SideWinder APT — also referred to as APT-C-17, Baby Elephant, Hardcore Nationalist, Leafperforator, Rattlesnake, Razor Tiger, or T-APT-04—has been operational since at least 2012 and continues to demonstrate a high degree of operational maturity, adaptability, and strategic intent. While historically focused on military and government entities in South Asia, SideWinder has significantly broadened its target profile over the past year.

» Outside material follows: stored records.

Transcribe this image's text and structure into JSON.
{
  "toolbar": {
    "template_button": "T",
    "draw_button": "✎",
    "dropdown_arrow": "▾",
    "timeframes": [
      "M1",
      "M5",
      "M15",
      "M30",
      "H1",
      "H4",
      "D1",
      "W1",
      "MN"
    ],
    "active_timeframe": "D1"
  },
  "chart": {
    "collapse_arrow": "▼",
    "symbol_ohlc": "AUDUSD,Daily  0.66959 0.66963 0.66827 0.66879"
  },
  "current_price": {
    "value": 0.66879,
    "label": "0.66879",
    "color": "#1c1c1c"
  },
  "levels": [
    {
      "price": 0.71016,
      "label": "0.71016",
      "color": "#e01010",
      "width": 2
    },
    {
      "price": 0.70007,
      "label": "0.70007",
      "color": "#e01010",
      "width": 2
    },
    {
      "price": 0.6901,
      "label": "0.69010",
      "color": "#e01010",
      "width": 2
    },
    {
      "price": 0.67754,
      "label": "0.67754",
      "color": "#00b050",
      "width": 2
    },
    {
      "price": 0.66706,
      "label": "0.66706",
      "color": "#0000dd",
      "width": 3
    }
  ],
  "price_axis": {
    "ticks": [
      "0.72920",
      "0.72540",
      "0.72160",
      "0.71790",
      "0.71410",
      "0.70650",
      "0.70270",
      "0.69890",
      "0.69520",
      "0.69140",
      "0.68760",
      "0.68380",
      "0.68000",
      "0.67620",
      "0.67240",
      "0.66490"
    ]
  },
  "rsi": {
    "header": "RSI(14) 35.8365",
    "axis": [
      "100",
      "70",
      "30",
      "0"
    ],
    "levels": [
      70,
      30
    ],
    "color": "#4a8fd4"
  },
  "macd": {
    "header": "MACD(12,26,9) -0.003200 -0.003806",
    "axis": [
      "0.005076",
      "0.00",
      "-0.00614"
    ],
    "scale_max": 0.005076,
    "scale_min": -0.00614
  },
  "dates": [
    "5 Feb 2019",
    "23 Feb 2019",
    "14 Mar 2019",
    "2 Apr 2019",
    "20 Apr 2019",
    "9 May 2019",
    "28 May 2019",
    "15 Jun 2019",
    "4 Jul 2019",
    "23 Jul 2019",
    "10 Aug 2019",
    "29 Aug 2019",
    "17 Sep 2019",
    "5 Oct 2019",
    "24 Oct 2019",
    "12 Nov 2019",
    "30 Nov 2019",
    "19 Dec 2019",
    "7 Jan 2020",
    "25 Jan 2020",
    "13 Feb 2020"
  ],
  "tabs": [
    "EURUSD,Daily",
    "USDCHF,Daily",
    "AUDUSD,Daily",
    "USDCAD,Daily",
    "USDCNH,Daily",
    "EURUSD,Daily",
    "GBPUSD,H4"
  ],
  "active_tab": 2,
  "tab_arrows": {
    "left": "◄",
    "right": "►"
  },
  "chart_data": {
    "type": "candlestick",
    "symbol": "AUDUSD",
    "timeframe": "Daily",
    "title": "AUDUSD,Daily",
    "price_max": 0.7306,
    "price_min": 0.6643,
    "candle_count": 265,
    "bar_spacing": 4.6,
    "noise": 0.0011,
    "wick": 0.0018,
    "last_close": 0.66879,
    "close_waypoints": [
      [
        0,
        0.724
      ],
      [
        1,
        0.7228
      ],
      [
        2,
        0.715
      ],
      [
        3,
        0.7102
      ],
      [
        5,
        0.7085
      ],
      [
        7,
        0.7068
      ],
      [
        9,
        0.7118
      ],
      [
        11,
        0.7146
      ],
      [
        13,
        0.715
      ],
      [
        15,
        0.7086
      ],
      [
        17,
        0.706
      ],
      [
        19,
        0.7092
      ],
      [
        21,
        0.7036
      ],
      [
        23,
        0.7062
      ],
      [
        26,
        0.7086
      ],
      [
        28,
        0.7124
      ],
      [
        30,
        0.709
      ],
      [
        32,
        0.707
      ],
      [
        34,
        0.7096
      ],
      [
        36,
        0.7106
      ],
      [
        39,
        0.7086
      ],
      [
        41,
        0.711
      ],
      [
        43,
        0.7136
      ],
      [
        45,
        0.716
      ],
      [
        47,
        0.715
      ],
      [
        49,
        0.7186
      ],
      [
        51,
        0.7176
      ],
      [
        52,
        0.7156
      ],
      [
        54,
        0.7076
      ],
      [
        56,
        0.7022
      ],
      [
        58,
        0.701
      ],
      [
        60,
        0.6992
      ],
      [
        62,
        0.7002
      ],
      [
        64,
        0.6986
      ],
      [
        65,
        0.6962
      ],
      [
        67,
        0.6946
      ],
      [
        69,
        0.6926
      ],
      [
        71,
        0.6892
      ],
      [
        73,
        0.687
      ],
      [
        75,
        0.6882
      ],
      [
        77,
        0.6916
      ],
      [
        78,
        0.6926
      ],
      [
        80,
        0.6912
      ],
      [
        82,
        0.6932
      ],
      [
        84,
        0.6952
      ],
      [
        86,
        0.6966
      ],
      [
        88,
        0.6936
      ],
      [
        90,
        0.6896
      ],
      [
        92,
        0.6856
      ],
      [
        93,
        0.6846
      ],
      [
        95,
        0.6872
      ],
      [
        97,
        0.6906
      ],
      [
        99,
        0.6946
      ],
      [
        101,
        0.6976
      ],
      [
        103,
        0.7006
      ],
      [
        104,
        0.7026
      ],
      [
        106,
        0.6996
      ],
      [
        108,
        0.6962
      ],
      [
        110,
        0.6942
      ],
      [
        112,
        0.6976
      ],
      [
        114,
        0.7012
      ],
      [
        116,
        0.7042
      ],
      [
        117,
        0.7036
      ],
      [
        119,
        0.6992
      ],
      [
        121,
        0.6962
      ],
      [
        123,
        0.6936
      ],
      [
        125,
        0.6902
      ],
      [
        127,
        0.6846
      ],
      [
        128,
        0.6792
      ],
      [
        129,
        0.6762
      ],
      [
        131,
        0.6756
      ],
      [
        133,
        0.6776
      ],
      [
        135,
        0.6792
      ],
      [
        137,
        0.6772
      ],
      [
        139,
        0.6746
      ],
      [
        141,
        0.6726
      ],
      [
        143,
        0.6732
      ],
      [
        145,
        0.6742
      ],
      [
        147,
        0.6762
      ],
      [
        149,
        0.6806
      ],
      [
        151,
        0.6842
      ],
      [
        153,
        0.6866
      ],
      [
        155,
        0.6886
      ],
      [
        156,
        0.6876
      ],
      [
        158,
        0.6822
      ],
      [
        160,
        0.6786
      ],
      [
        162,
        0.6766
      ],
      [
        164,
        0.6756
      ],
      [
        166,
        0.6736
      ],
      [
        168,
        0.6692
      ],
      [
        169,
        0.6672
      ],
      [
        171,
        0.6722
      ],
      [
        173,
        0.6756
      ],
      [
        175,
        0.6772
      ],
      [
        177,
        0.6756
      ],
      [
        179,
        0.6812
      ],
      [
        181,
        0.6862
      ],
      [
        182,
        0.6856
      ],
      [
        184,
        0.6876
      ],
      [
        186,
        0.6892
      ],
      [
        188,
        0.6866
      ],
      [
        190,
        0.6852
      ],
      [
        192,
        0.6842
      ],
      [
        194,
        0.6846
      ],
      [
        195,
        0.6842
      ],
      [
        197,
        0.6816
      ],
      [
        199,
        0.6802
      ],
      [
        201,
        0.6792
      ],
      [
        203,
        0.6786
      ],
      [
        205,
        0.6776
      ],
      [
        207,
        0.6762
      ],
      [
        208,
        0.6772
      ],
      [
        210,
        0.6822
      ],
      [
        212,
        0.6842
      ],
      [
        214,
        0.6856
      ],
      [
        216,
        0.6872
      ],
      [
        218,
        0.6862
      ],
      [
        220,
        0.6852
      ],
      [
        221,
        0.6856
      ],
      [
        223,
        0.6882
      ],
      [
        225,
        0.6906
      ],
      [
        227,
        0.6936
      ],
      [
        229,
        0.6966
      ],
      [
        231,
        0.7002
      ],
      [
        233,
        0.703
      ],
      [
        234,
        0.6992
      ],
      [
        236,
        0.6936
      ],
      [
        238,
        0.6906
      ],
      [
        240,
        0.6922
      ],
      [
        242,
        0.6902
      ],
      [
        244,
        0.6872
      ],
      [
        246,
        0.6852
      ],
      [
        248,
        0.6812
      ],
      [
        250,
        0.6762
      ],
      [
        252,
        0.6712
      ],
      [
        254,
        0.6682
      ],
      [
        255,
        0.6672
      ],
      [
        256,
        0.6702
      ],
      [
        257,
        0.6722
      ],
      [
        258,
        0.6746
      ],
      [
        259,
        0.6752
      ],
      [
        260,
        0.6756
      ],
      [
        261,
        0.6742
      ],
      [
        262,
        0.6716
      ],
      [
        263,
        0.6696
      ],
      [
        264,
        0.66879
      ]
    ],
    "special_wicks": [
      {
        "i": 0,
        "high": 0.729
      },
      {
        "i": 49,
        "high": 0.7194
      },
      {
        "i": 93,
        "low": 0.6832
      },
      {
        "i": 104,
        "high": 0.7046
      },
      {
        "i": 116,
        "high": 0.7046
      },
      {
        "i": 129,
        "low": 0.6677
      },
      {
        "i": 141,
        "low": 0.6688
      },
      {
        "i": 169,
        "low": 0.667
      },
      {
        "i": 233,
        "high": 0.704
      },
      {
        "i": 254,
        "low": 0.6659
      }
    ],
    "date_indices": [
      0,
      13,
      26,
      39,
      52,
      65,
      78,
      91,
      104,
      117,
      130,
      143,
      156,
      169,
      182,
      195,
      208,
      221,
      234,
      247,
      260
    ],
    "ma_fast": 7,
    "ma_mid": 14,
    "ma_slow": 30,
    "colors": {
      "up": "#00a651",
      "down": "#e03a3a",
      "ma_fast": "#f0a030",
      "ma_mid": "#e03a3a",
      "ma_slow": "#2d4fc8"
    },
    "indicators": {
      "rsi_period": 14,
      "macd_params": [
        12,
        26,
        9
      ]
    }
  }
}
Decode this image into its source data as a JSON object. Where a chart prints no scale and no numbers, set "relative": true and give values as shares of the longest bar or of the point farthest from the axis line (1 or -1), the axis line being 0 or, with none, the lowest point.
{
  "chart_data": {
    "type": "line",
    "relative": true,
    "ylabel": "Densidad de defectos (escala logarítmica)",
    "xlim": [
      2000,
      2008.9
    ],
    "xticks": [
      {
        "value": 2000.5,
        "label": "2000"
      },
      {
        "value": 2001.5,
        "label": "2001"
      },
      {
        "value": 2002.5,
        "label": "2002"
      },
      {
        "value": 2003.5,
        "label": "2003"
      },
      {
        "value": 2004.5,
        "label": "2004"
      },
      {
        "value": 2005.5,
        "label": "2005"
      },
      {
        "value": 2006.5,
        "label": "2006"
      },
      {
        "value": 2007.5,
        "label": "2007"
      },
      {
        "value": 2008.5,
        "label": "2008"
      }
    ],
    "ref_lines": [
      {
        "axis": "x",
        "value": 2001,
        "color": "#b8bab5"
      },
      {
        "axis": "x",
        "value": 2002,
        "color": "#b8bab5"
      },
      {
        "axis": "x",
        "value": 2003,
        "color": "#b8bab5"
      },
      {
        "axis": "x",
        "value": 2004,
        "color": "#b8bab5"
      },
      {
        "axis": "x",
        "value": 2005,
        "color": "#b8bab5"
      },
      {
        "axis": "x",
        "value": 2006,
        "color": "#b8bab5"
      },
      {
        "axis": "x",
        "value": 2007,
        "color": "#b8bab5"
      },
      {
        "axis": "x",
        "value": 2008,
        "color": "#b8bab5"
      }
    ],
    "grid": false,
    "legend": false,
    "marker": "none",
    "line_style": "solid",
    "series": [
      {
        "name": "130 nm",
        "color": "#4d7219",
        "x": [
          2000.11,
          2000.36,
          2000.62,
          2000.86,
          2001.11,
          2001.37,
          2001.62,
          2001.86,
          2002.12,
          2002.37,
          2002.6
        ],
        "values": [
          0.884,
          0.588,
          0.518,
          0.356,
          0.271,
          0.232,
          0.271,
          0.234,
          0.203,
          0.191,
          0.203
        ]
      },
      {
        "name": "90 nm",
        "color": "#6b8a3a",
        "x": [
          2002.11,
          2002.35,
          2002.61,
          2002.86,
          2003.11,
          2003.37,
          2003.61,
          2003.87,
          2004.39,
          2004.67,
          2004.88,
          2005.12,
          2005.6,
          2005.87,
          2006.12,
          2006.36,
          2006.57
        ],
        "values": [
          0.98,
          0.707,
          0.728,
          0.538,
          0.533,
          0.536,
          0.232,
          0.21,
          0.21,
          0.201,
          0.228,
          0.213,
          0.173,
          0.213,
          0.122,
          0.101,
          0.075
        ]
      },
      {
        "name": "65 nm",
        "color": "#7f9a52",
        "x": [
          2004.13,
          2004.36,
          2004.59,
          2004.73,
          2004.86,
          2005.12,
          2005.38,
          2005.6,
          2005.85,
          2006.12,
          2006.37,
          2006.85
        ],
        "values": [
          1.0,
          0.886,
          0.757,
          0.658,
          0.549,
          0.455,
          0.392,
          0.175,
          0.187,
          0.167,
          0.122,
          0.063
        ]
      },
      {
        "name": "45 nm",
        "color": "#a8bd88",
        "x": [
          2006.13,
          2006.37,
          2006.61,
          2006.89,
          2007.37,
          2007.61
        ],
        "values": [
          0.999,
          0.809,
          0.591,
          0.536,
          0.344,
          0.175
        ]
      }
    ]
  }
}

This expansion has seen aggressive campaigns against logistics firms, maritime infrastructure, diplomatic missions, and, more recently, nuclear energy organisations—spanning across South and Southeast Asia, the Middle East, and Africa.

These campaigns have employed refined spear-phishing techniques, leveraged well-known but still effective vulnerabilities such asCVE-2017-11882,CVE-2025-2783, and deployed bespoke implants designed for stealth and persistence within critical environments.

The targeting of maritime and nuclear infrastructure—combined with post-compromise activity that includes tailored malware deployment and advanced evasion tactics—suggests an intelligence-driven campaign with strategic geopolitical objectives. The group’s ability to retool within hours of detection, coupled with its use of complex infection chains and memory-resident payloads, reflects a threat actor that is not only technically sophisticated but also operationally agile.